The original proof of concept worked okay most of the time for simple cases, but needed a few fixes to handle more complex cases. But because the plan was to automate everything, the project quickly turned into an inner platform. The configuration files for the model became about as complex as the configuration files it generated.
Every quarter, someone had the job of tuning the model parameters, which (thanks to the fat abstraction layer) took slightly longer than the original task of tuning the server configuration. In practice, that person would also have to tweak the model itself to match changes in the system from the previous quarter. Also, each quarter, there always seemed to be a few (just a few) bugs or new corner cases uncovered in the integration with the underlying cloud platform. What was originally a half-hour job started taking a few days.
After some time (and a bit of resistance from fans) the “automation” was eventually thrown away, but I think the fact that the project lasted as long as it did is a good demonstration of how even enthusiastic, well-meaning people can end up doing busywork.
For some people, busywork pays off. Obviously, if you’re working for yourself, or getting a fixed sum for a project, or working at a very small company, then busywork is potentially disastrous. Even if you’re in an environment that rewards busywork, you might be better off getting things done, putting them on your résumé, and finding somewhere else to work.
But being aware of busywork doesn’t make it easy to break the habit. Instead of trying to be perfect, I prefer to think of it like a business cost. Just like reducing unnecessary costs is a good complement to raising revenue, reducing unproductive work is a good complement to getting more time or learning new skills. Here are some tips I have for cutting the waste:
- If you ever finish a day feeling proud of how much work you’ve done, stop and think again. To avoid this, I like to start the day by thinking about what things I’d like to get done. This isn’t a hard contract, it just gives me a better benchmark than “work” to use at the end of the day.

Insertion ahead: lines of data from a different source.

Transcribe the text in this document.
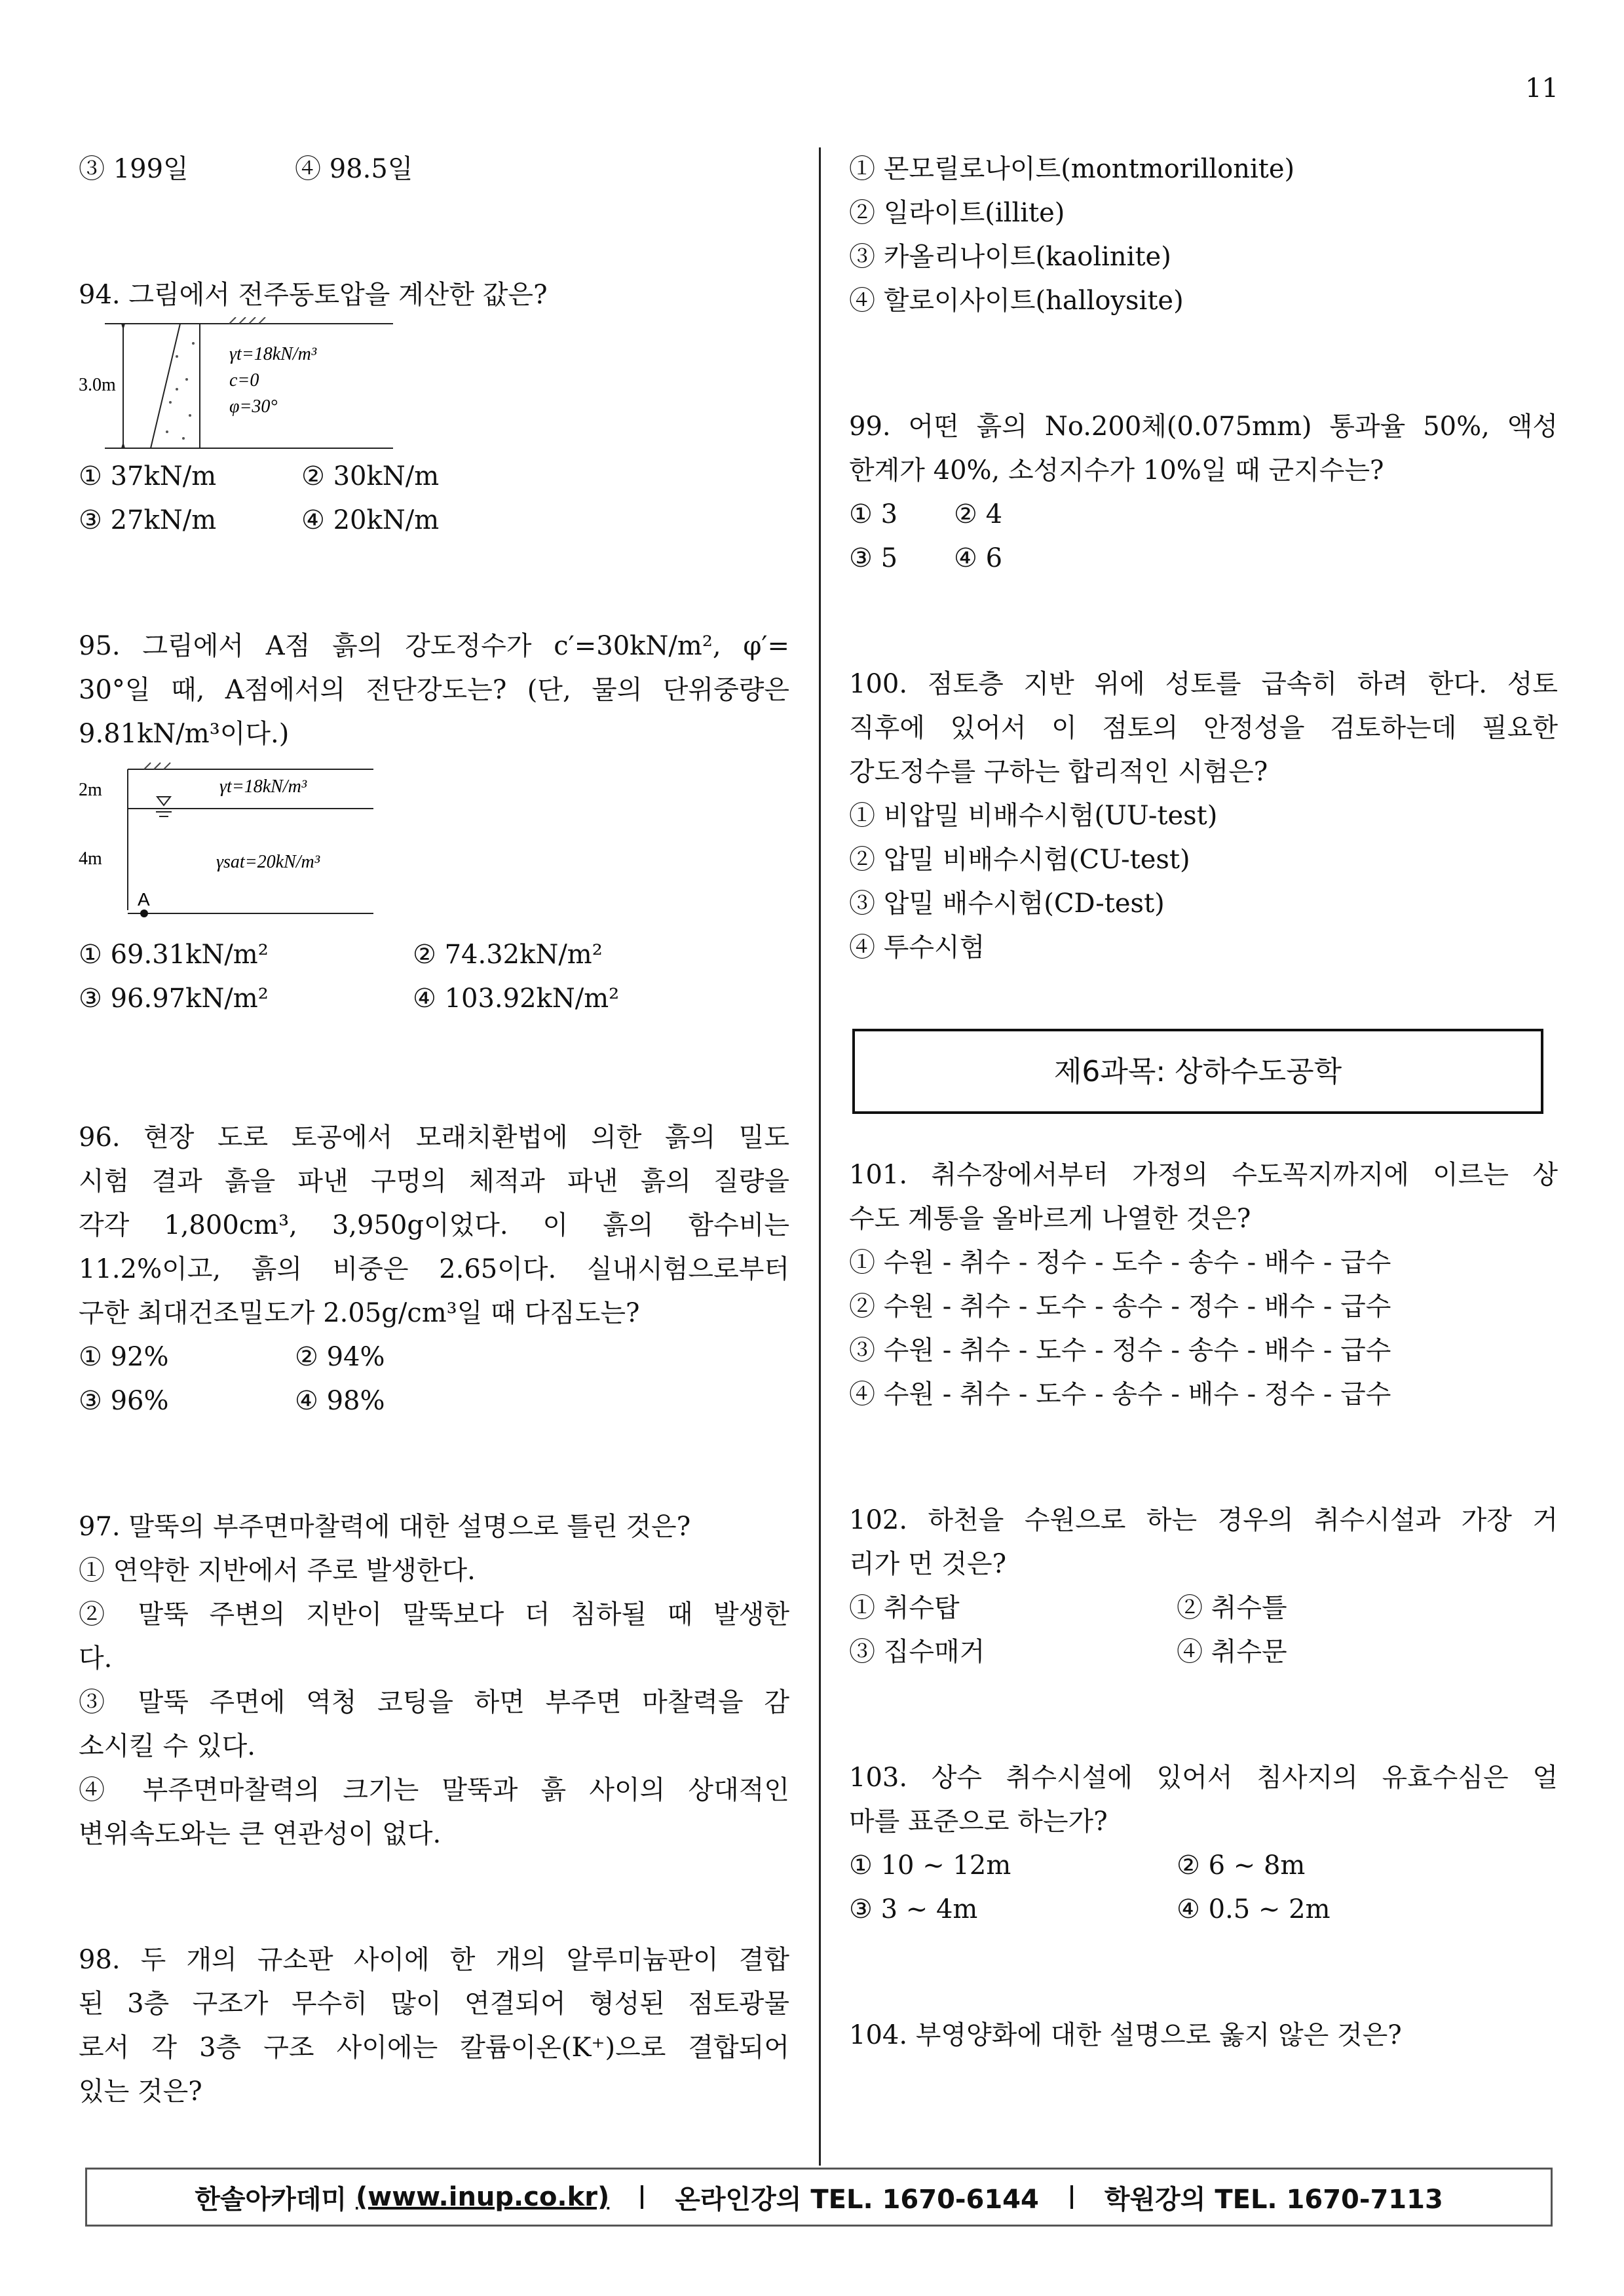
11
③ 199일	④ 98.5일
94. 그림에서 전주동토압을 계산한 값은?
3.0m
γt=18kN/m³
c=0
φ=30°
① 37kN/m	② 30kN/m
③ 27kN/m	④ 20kN/m
95. 그림에서 A점 흙의 강도정수가 c′=30kN/m², φ′=
30°일 때, A점에서의 전단강도는? (단, 물의 단위중량은
9.81kN/m³이다.)
2m
4m
γt=18kN/m³
γsat=20kN/m³
A
① 69.31kN/m²	② 74.32kN/m²
③ 96.97kN/m²	④ 103.92kN/m²
96. 현장 도로 토공에서 모래치환법에 의한 흙의 밀도
시험 결과 흙을 파낸 구멍의 체적과 파낸 흙의 질량을
각각 1,800cm³, 3,950g이었다. 이 흙의 함수비는
11.2%이고, 흙의 비중은 2.65이다. 실내시험으로부터
구한 최대건조밀도가 2.05g/cm³일 때 다짐도는?
① 92%	② 94%
③ 96%	④ 98%
97. 말뚝의 부주면마찰력에 대한 설명으로 틀린 것은?
① 연약한 지반에서 주로 발생한다.
② 말뚝 주변의 지반이 말뚝보다 더 침하될 때 발생한
다.
③ 말뚝 주면에 역청 코팅을 하면 부주면 마찰력을 감
소시킬 수 있다.
④ 부주면마찰력의 크기는 말뚝과 흙 사이의 상대적인
변위속도와는 큰 연관성이 없다.
98. 두 개의 규소판 사이에 한 개의 알루미늄판이 결합
된 3층 구조가 무수히 많이 연결되어 형성된 점토광물
로서 각 3층 구조 사이에는 칼륨이온(K⁺)으로 결합되어
있는 것은?
① 몬모릴로나이트(montmorillonite)
② 일라이트(illite)
③ 카올리나이트(kaolinite)
④ 할로이사이트(halloysite)
99. 어떤 흙의 No.200체(0.075mm) 통과율 50%, 액성
한계가 40%, 소성지수가 10%일 때 군지수는?
① 3 ② 4
③ 5 ④ 6
100. 점토층 지반 위에 성토를 급속히 하려 한다. 성토
직후에 있어서 이 점토의 안정성을 검토하는데 필요한
강도정수를 구하는 합리적인 시험은?
① 비압밀 비배수시험(UU-test)
② 압밀 비배수시험(CU-test)
③ 압밀 배수시험(CD-test)
④ 투수시험
제6과목: 상하수도공학
101. 취수장에서부터 가정의 수도꼭지까지에 이르는 상
수도 계통을 올바르게 나열한 것은?
① 수원 - 취수 - 정수 - 도수 - 송수 - 배수 - 급수
② 수원 - 취수 - 도수 - 송수 - 정수 - 배수 - 급수
③ 수원 - 취수 - 도수 - 정수 - 송수 - 배수 - 급수
④ 수원 - 취수 - 도수 - 송수 - 배수 - 정수 - 급수
102. 하천을 수원으로 하는 경우의 취수시설과 가장 거
리가 먼 것은?
① 취수탑	② 취수틀
③ 집수매거	④ 취수문
103. 상수 취수시설에 있어서 침사지의 유효수심은 얼
마를 표준으로 하는가?
① 10 ~ 12m	② 6 ~ 8m
③ 3 ~ 4m	④ 0.5 ~ 2m
104. 부영양화에 대한 설명으로 옳지 않은 것은?
한솔아카데미
(www.inup.co.kr)	온라인강의 TEL. 1670-6144	학원강의 TEL. 1670-7113
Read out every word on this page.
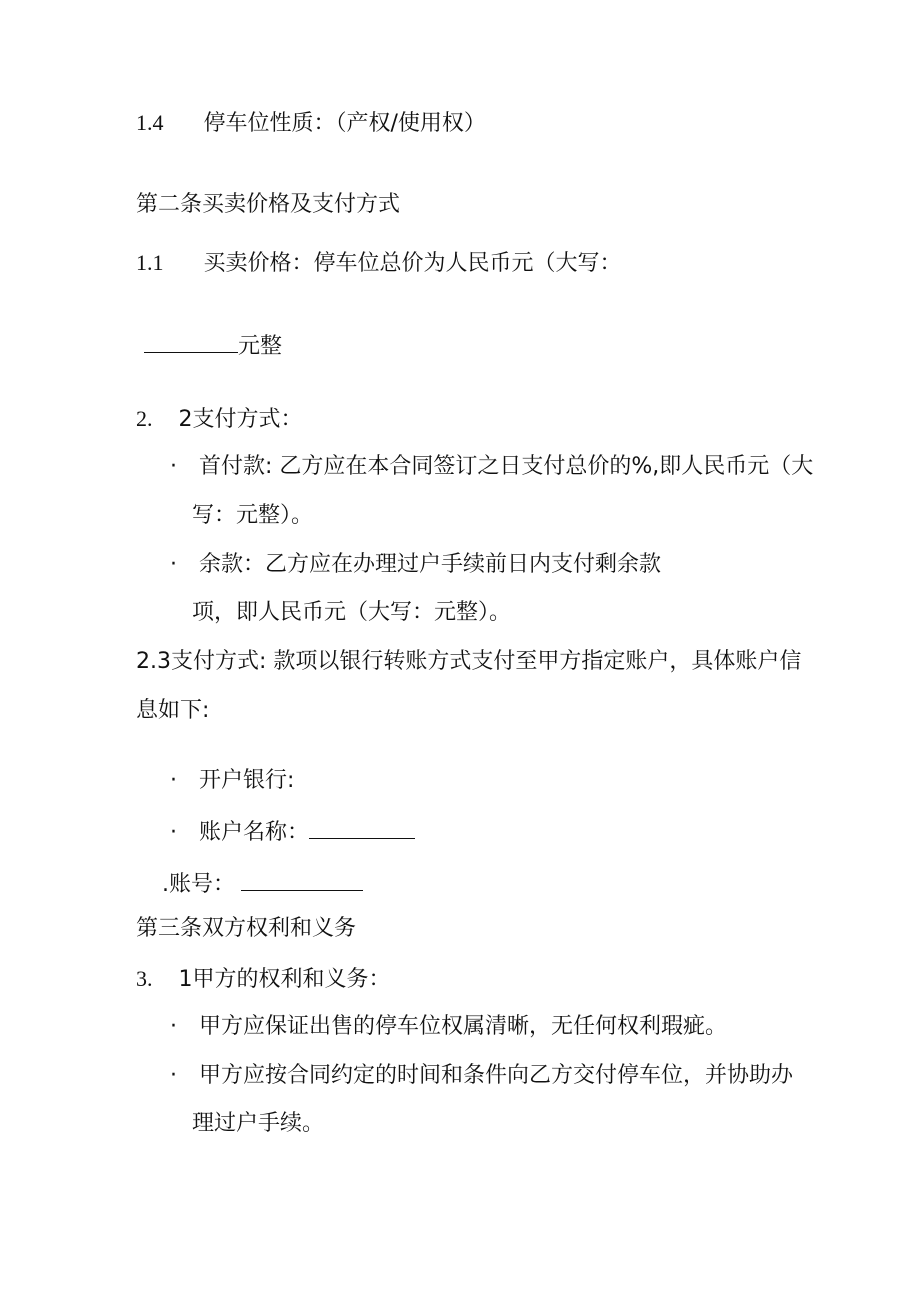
1.4 停车位性质：（产权/使用权）
第二条买卖价格及支付方式
1.1 买卖价格：停车位总价为人民币元（大写：
元整
2. 2支付方式：
· 首付款: 乙方应在本合同签订之日支付总价的%,即人民币元（大
写：元整）。
· 余款：乙方应在办理过户手续前日内支付剩余款
项，即人民币元（大写：元整）。
2.3支付方式: 款项以银行转账方式支付至甲方指定账户，具体账户信
息如下:
· 开户银行:
· 账户名称：
.账号：
第三条双方权利和义务
3. 1甲方的权利和义务：
· 甲方应保证出售的停车位权属清晰，无任何权利瑕疵。
· 甲方应按合同约定的时间和条件向乙方交付停车位，并协助办
理过户手续。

- Doing busywork is often a symptom of burnout. In any case, getting some exercise outdoors is more productive than doing busywork.
- If you always worry about doing things the most optimal way, you’ll never get anything done. Instead of constantly trying to do everything optimally, I think it’s better to set aside a little bit of time occasionally for researching better ways to do things.
- Beware of false economies, like writing a tool from scratch just to avoid the boring task of reading the documentation for an off-the-shelf alternative. Don’t underestimate the productivity gains of using the right tool, or how much time can be wasted turning a proof of concept into a production-worthy thing.
- Above all, don’t trust your gut feelings. Every now and then, actually measure how long you spend on tasks, and ask if it makes sense.